Dass dies in tagesaktuellen Berichten wie Einspielern für Nachrichtensendungen und bei ausgedünnten Redaktionen keine leichte Aufgabe sei, gab die Chefredakteurin von „Belltower News – Netz für digitale Berichterstattung“ zu. Sie ermunterte aber, den Opfern von Ideologien oder Verschwörungsmythen wie QAnon oder Corona-Leugnung eine Stimme zu geben. Neben jüdischen Bürger*innen seien dies zunehmend auch Berufsgruppen in Medizin, Wissenschaft und Lehre.

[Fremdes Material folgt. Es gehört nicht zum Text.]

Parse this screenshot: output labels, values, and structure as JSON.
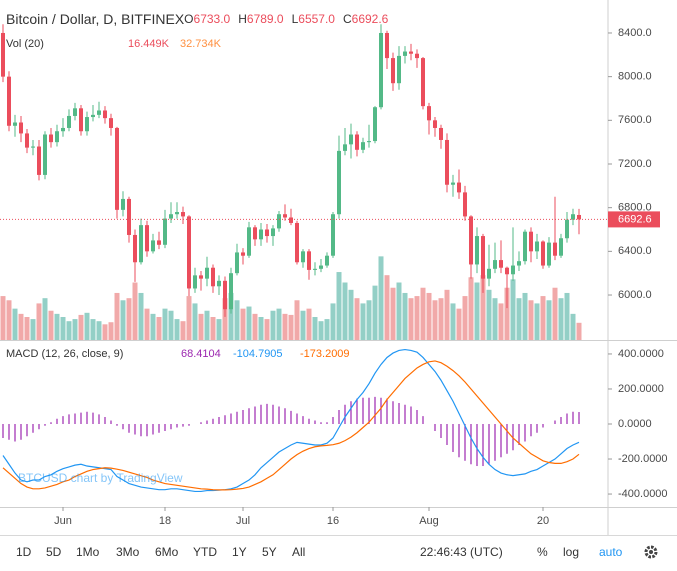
{
  "chart_data": {
    "type": "candlestick",
    "title": "Bitcoin / Dollar, D, BITFINEX",
    "ohlc_legend": [
      {
        "key": "O",
        "value": "6733.0"
      },
      {
        "key": "H",
        "value": "6789.0"
      },
      {
        "key": "L",
        "value": "6557.0"
      },
      {
        "key": "C",
        "value": "6692.6"
      }
    ],
    "last_price_label": "6692.6",
    "last_price": 6692.6,
    "colors": {
      "up": "#53b987",
      "down": "#eb4d5c",
      "vol_up": "#93cfc6",
      "vol_down": "#f1a9a9"
    },
    "ylim": [
      5588,
      8702
    ],
    "yticks": [
      {
        "value": 6000,
        "label": "6000.0"
      },
      {
        "value": 6400,
        "label": "6400.0"
      },
      {
        "value": 6800,
        "label": "6800.0"
      },
      {
        "value": 7200,
        "label": "7200.0"
      },
      {
        "value": 7600,
        "label": "7600.0"
      },
      {
        "value": 8000,
        "label": "8000.0"
      },
      {
        "value": 8400,
        "label": "8400.0"
      }
    ],
    "xticks": [
      {
        "value": 10,
        "label": "Jun"
      },
      {
        "value": 27,
        "label": "18"
      },
      {
        "value": 40,
        "label": "Jul"
      },
      {
        "value": 55,
        "label": "16"
      },
      {
        "value": 71,
        "label": "Aug"
      },
      {
        "value": 90,
        "label": "20"
      }
    ],
    "ohlc": [
      [
        8400,
        8480,
        7950,
        8000
      ],
      [
        8000,
        8050,
        7500,
        7550
      ],
      [
        7550,
        7650,
        7450,
        7580
      ],
      [
        7580,
        7640,
        7400,
        7480
      ],
      [
        7480,
        7520,
        7300,
        7350
      ],
      [
        7350,
        7420,
        7280,
        7360
      ],
      [
        7360,
        7420,
        7050,
        7100
      ],
      [
        7100,
        7500,
        7060,
        7470
      ],
      [
        7470,
        7530,
        7350,
        7400
      ],
      [
        7400,
        7560,
        7360,
        7500
      ],
      [
        7500,
        7620,
        7450,
        7530
      ],
      [
        7530,
        7700,
        7500,
        7640
      ],
      [
        7640,
        7760,
        7600,
        7710
      ],
      [
        7710,
        7740,
        7460,
        7500
      ],
      [
        7500,
        7680,
        7460,
        7630
      ],
      [
        7630,
        7740,
        7590,
        7650
      ],
      [
        7650,
        7770,
        7620,
        7690
      ],
      [
        7690,
        7730,
        7570,
        7620
      ],
      [
        7620,
        7660,
        7460,
        7530
      ],
      [
        7530,
        7540,
        6700,
        6780
      ],
      [
        6780,
        6950,
        6720,
        6880
      ],
      [
        6880,
        6900,
        6480,
        6550
      ],
      [
        6550,
        6600,
        6120,
        6300
      ],
      [
        6300,
        6700,
        6280,
        6640
      ],
      [
        6640,
        6680,
        6350,
        6400
      ],
      [
        6400,
        6560,
        6380,
        6500
      ],
      [
        6500,
        6580,
        6420,
        6460
      ],
      [
        6460,
        6780,
        6430,
        6700
      ],
      [
        6700,
        6850,
        6660,
        6740
      ],
      [
        6740,
        6850,
        6700,
        6760
      ],
      [
        6760,
        6810,
        6650,
        6720
      ],
      [
        6720,
        6730,
        5990,
        6060
      ],
      [
        6060,
        6250,
        6020,
        6180
      ],
      [
        6180,
        6220,
        6040,
        6150
      ],
      [
        6150,
        6350,
        6080,
        6250
      ],
      [
        6250,
        6280,
        6020,
        6080
      ],
      [
        6080,
        6180,
        6000,
        6130
      ],
      [
        6130,
        6170,
        5800,
        5870
      ],
      [
        5870,
        6250,
        5830,
        6200
      ],
      [
        6200,
        6470,
        6180,
        6390
      ],
      [
        6390,
        6430,
        6280,
        6360
      ],
      [
        6360,
        6670,
        6340,
        6620
      ],
      [
        6620,
        6640,
        6450,
        6510
      ],
      [
        6510,
        6660,
        6450,
        6600
      ],
      [
        6600,
        6650,
        6480,
        6540
      ],
      [
        6540,
        6640,
        6450,
        6610
      ],
      [
        6610,
        6770,
        6580,
        6740
      ],
      [
        6740,
        6830,
        6680,
        6710
      ],
      [
        6710,
        6790,
        6640,
        6660
      ],
      [
        6660,
        6680,
        6280,
        6300
      ],
      [
        6300,
        6420,
        6250,
        6400
      ],
      [
        6400,
        6420,
        6140,
        6230
      ],
      [
        6230,
        6300,
        6180,
        6240
      ],
      [
        6240,
        6330,
        6210,
        6270
      ],
      [
        6270,
        6390,
        6250,
        6360
      ],
      [
        6360,
        6760,
        6340,
        6740
      ],
      [
        6740,
        7460,
        6700,
        7320
      ],
      [
        7320,
        7530,
        7280,
        7380
      ],
      [
        7380,
        7570,
        7250,
        7470
      ],
      [
        7470,
        7500,
        7270,
        7330
      ],
      [
        7330,
        7440,
        7300,
        7400
      ],
      [
        7400,
        7560,
        7350,
        7410
      ],
      [
        7410,
        7730,
        7390,
        7720
      ],
      [
        7720,
        8480,
        7700,
        8400
      ],
      [
        8400,
        8420,
        8070,
        8170
      ],
      [
        8170,
        8220,
        7870,
        7940
      ],
      [
        7940,
        8280,
        7880,
        8190
      ],
      [
        8190,
        8280,
        8120,
        8230
      ],
      [
        8230,
        8300,
        8150,
        8210
      ],
      [
        8210,
        8250,
        8080,
        8170
      ],
      [
        8170,
        8180,
        7700,
        7730
      ],
      [
        7730,
        7760,
        7470,
        7600
      ],
      [
        7600,
        7630,
        7450,
        7530
      ],
      [
        7530,
        7560,
        7340,
        7420
      ],
      [
        7420,
        7480,
        6940,
        7010
      ],
      [
        7010,
        7100,
        6900,
        7030
      ],
      [
        7030,
        7150,
        6880,
        6940
      ],
      [
        6940,
        7000,
        6680,
        6720
      ],
      [
        6720,
        6730,
        6150,
        6280
      ],
      [
        6280,
        6620,
        6200,
        6540
      ],
      [
        6540,
        6560,
        6020,
        6150
      ],
      [
        6150,
        6460,
        6080,
        6240
      ],
      [
        6240,
        6480,
        6200,
        6320
      ],
      [
        6320,
        6500,
        6200,
        6250
      ],
      [
        6250,
        6260,
        5880,
        6190
      ],
      [
        6190,
        6620,
        6130,
        6270
      ],
      [
        6270,
        6400,
        6220,
        6310
      ],
      [
        6310,
        6600,
        6280,
        6580
      ],
      [
        6580,
        6620,
        6300,
        6400
      ],
      [
        6400,
        6560,
        6330,
        6490
      ],
      [
        6490,
        6500,
        6240,
        6270
      ],
      [
        6270,
        6530,
        6250,
        6480
      ],
      [
        6480,
        6900,
        6320,
        6360
      ],
      [
        6360,
        6560,
        6340,
        6520
      ],
      [
        6520,
        6760,
        6480,
        6690
      ],
      [
        6690,
        6790,
        6640,
        6740
      ],
      [
        6733,
        6789,
        6557,
        6692.6
      ]
    ],
    "volume": {
      "label": "Vol (20)",
      "value_label": "16.449K",
      "ma_label": "32.734K",
      "ylim": [
        0,
        110
      ],
      "values": [
        42,
        38,
        30,
        25,
        22,
        20,
        35,
        40,
        28,
        25,
        22,
        18,
        20,
        24,
        26,
        20,
        18,
        15,
        17,
        45,
        38,
        40,
        55,
        45,
        30,
        25,
        22,
        30,
        28,
        20,
        18,
        42,
        35,
        25,
        28,
        22,
        20,
        40,
        45,
        38,
        30,
        32,
        25,
        22,
        20,
        28,
        30,
        25,
        24,
        38,
        28,
        30,
        22,
        18,
        20,
        35,
        65,
        55,
        48,
        40,
        35,
        38,
        52,
        80,
        62,
        50,
        55,
        45,
        40,
        42,
        50,
        45,
        38,
        40,
        48,
        35,
        30,
        42,
        60,
        55,
        62,
        48,
        40,
        35,
        50,
        58,
        40,
        45,
        38,
        35,
        42,
        38,
        50,
        40,
        45,
        25,
        16.449
      ]
    },
    "macd": {
      "label": "MACD (12, 26, close, 9)",
      "ylim": [
        -474,
        474
      ],
      "yticks": [
        {
          "value": 400,
          "label": "400.0000"
        },
        {
          "value": 200,
          "label": "200.0000"
        },
        {
          "value": 0,
          "label": "0.0000"
        },
        {
          "value": -200,
          "label": "-200.0000"
        },
        {
          "value": -400,
          "label": "-400.0000"
        }
      ],
      "histogram": {
        "label": "68.4104",
        "color": "#9c27b0",
        "values": [
          -80,
          -90,
          -100,
          -90,
          -70,
          -50,
          -30,
          -10,
          10,
          30,
          45,
          55,
          60,
          65,
          70,
          65,
          55,
          40,
          20,
          -10,
          -30,
          -50,
          -60,
          -70,
          -70,
          -60,
          -50,
          -40,
          -30,
          -20,
          -15,
          -10,
          0,
          10,
          20,
          30,
          40,
          50,
          60,
          70,
          80,
          90,
          100,
          110,
          115,
          110,
          100,
          90,
          75,
          60,
          45,
          30,
          20,
          10,
          10,
          40,
          80,
          110,
          130,
          145,
          150,
          150,
          155,
          150,
          145,
          130,
          120,
          110,
          100,
          80,
          45,
          0,
          -40,
          -80,
          -120,
          -160,
          -190,
          -210,
          -230,
          -240,
          -240,
          -230,
          -210,
          -190,
          -170,
          -150,
          -120,
          -100,
          -70,
          -50,
          -20,
          0,
          20,
          40,
          60,
          70,
          68.4104
        ]
      },
      "macd": {
        "label": "-104.7905",
        "color": "#2196f3",
        "values": [
          -180,
          -230,
          -280,
          -320,
          -330,
          -320,
          -320,
          -300,
          -290,
          -270,
          -255,
          -245,
          -235,
          -230,
          -240,
          -245,
          -250,
          -255,
          -260,
          -300,
          -320,
          -340,
          -350,
          -360,
          -365,
          -370,
          -375,
          -375,
          -370,
          -370,
          -375,
          -380,
          -385,
          -385,
          -380,
          -380,
          -378,
          -375,
          -370,
          -360,
          -340,
          -320,
          -290,
          -250,
          -220,
          -190,
          -160,
          -140,
          -120,
          -105,
          -110,
          -115,
          -120,
          -120,
          -110,
          -80,
          -20,
          40,
          90,
          140,
          180,
          230,
          290,
          340,
          380,
          405,
          420,
          425,
          420,
          410,
          380,
          340,
          300,
          250,
          190,
          130,
          60,
          -10,
          -80,
          -140,
          -190,
          -230,
          -260,
          -280,
          -290,
          -295,
          -290,
          -285,
          -270,
          -260,
          -240,
          -220,
          -200,
          -170,
          -140,
          -120,
          -104.7905
        ]
      },
      "signal": {
        "label": "-173.2009",
        "color": "#ff6d00",
        "values": [
          -250,
          -280,
          -310,
          -340,
          -360,
          -370,
          -370,
          -365,
          -355,
          -345,
          -330,
          -320,
          -300,
          -285,
          -270,
          -260,
          -255,
          -250,
          -252,
          -258,
          -265,
          -275,
          -285,
          -295,
          -305,
          -320,
          -330,
          -340,
          -345,
          -350,
          -355,
          -360,
          -365,
          -370,
          -372,
          -375,
          -376,
          -376,
          -375,
          -372,
          -368,
          -360,
          -345,
          -330,
          -310,
          -290,
          -260,
          -230,
          -200,
          -175,
          -155,
          -140,
          -130,
          -125,
          -122,
          -118,
          -110,
          -95,
          -75,
          -50,
          -20,
          10,
          50,
          90,
          140,
          180,
          220,
          260,
          290,
          320,
          340,
          355,
          360,
          350,
          330,
          305,
          275,
          240,
          200,
          160,
          120,
          80,
          40,
          0,
          -40,
          -80,
          -110,
          -140,
          -170,
          -190,
          -210,
          -220,
          -225,
          -225,
          -215,
          -200,
          -173.2009
        ]
      }
    },
    "watermark": "BTCUSD chart by TradingView"
  },
  "toolbar": {
    "ranges": [
      "1D",
      "5D",
      "1Mo",
      "3Mo",
      "6Mo",
      "YTD",
      "1Y",
      "5Y",
      "All"
    ],
    "time": "22:46:43 (UTC)",
    "percent": "%",
    "log": "log",
    "auto": "auto"
  }
}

In der Lokalberichterstattung, so Rafael, sollten eher die Demonstrationsveranstalter*innen in den Blick genommen werden als die Demonstration selbst, wenn überhaupt darüber berichtet werden soll. Einen Anspruch auf unkritische Berichte in lokalen Medien gebe es nicht. Für die Debatten in Kommentarspalten von Online-Medien hatte sie für Verlage den Rat, die Betreuung in ihrer Personalplanung zu berücksichtigen. Hätten die Autor*innen der Berichte und Reportagen die Zeit, dort mitzudiskutieren, würde sich eine deutliche Versachlichung der Diskussion zeigen.

„Verschwurbelungen“ setzten sich besser im Gedächtnis fest als die Gegenargumente, habe die Forschung gezeigt. Deshalb sollte man darauf achten, Verschwörungsmythen nicht nachzuerzählen, meinte Rafael, sondern nur analysierend zu erwähnen. Rafael nannte die Methode „Debunking“. Unter dem Begriff „Framing“ sind Erkenntnisse aus der Hirnforschung über die Signalwirkung von Worten schon länger in der Mediendiskussion bekannt.

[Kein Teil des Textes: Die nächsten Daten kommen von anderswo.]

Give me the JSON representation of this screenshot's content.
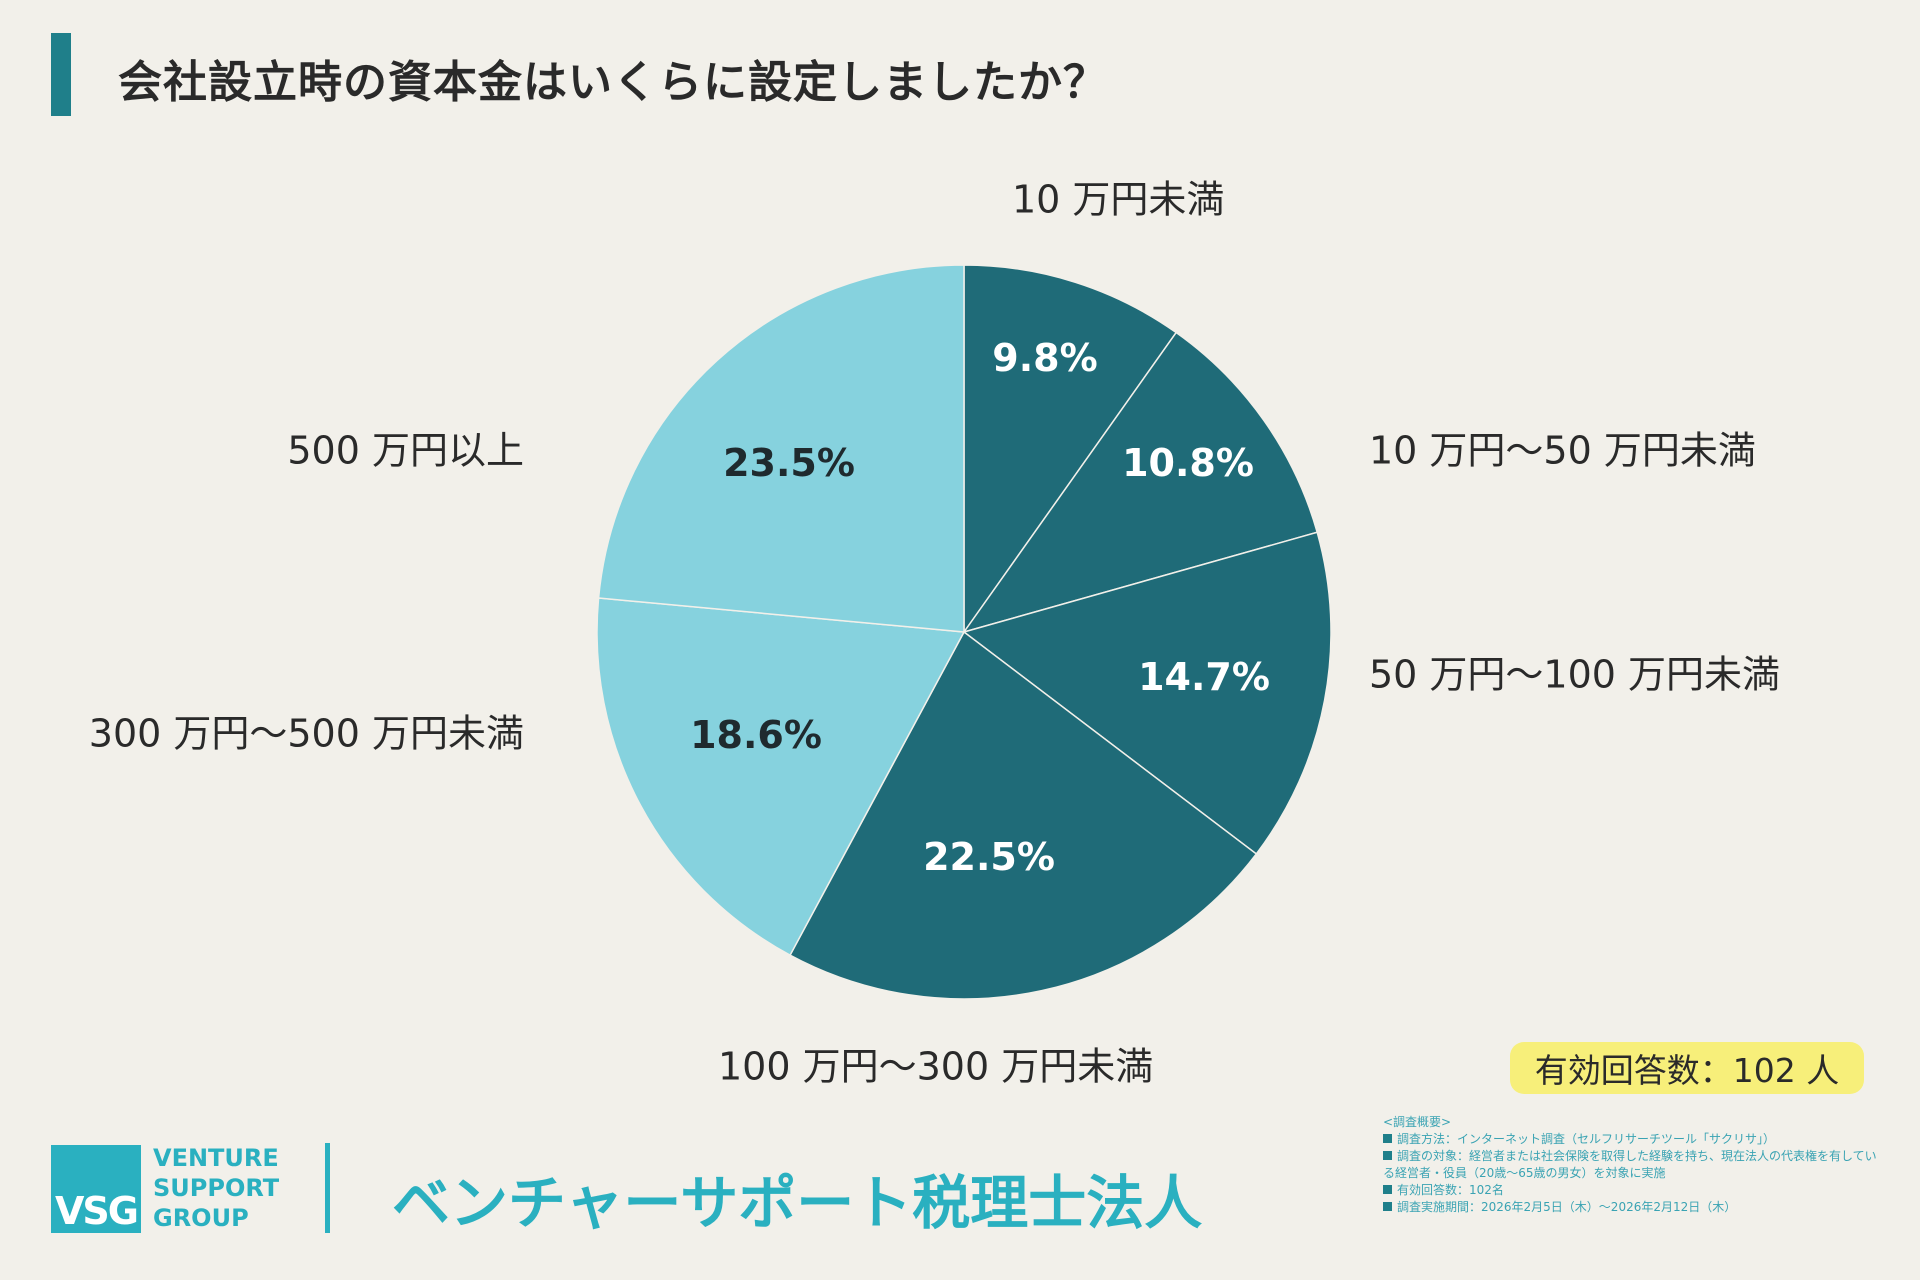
{
  "title": "会社設立時の資本金はいくらに設定しましたか？",
  "chart_data": {
    "type": "pie",
    "title": "会社設立時の資本金はいくらに設定しましたか？",
    "start": "top",
    "direction": "clockwise",
    "categories": [
      "10 万円未満",
      "10 万円〜50 万円未満",
      "50 万円〜100 万円未満",
      "100 万円〜300 万円未満",
      "300 万円〜500 万円未満",
      "500 万円以上"
    ],
    "values": [
      9.8,
      10.8,
      14.7,
      22.5,
      18.6,
      23.5
    ],
    "value_labels": [
      "9.8%",
      "10.8%",
      "14.7%",
      "22.5%",
      "18.6%",
      "23.5%"
    ],
    "colors": [
      "#1f6b78",
      "#1f6b78",
      "#1f6b78",
      "#1f6b78",
      "#86d2de",
      "#86d2de"
    ],
    "label_colors": [
      "#ffffff",
      "#ffffff",
      "#ffffff",
      "#ffffff",
      "#1f2a2e",
      "#1f2a2e"
    ]
  },
  "badge": {
    "text": "有効回答数：102 人",
    "color": "#f7ef7a"
  },
  "notes": {
    "heading": "<調査概要>",
    "items": [
      "調査方法：インターネット調査（セルフリサーチツール「サクリサ」）",
      "調査の対象：経営者または社会保険を取得した経験を持ち、現在法人の代表権を有している経営者・役員（20歳〜65歳の男女）を対象に実施",
      "有効回答数：102名",
      "調査実施期間：2026年2月5日（木）〜2026年2月12日（木）"
    ]
  },
  "logo": {
    "mark": "VSG",
    "line1": "VENTURE",
    "line2": "SUPPORT",
    "line3": "GROUP",
    "company": "ベンチャーサポート税理士法人",
    "color": "#2ab0c0"
  }
}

Als Risikofaktoren, die Menschen anfällig machen für Verschwörungsmythen und Ideologien, nannte Andrea Kockler eine Gewöhnung an autoritäre Systeme, seien es Staaten, Religionen oder andere Gruppen. Dazu kommen Verunsicherung durch einschneidende Ereignisse, Misstrauen, fehlende Kritikfähigkeit anderen und sich selbst gegenüber, mangelndes Selbstbewusstsein sowie eine geringe Affinität zu wissenschaftlichen Methoden. Direkte Konfrontation sei nicht hilfreich, um mit Menschen, die gerade eine für sie überwältigende neue „Wahrheit“ entdeckt hätten, ins Gespräch zu kommen, auch nicht in den sozialen Medien. Vorsichtiges Nachfragen sei besser, notfalls aber auch Abbrechen des Kontakts zum Selbstschutz oder Themenvermeidung im persönlichen Umgang, wenn ein Austausch über vorgestanzte Formulierungen nicht hinausgehe. Wichtig sei, dem Gegenüber auf Augenhöhe und nicht von oben herab zu begegnen. Fragen stellen sei eine gute, wenn auch nicht immer sofort Wirkung zeigende Methode. Im besten Fall können man damit jedoch Zweifel säen, die bei der betroffenen Person später eine Selbstreflexion anstoßen könnten. „Diskussionen in den sozialen Medien sind nur etwas für Leute mit viel Geduld“, meinte Kockler. Und lohnten nur, wenn das Gegenüber ein Mensch ist und nicht ein algorithmengesteuerter Bot.

Was aber, wenn studierte Expert*innen, etwa bei Corona Ärzt*innen, die Verschwörungsmythen vertreten? Andrea Kockler riet, den fachlichen Hintergrund zu überprüfen. Arzt zu sein bedeute etwa nicht auch automatisch, die nötige Expertise für einen kompetenten wissenschaftlichen Beitrag zur Virologie oder speziell Coronaviren zu besitzen. Denn neben Sendungsbewusstsein und missionarischem Eifer gehöre bei den Tonangebenden oft genug die Eitelkeit zum Charakter.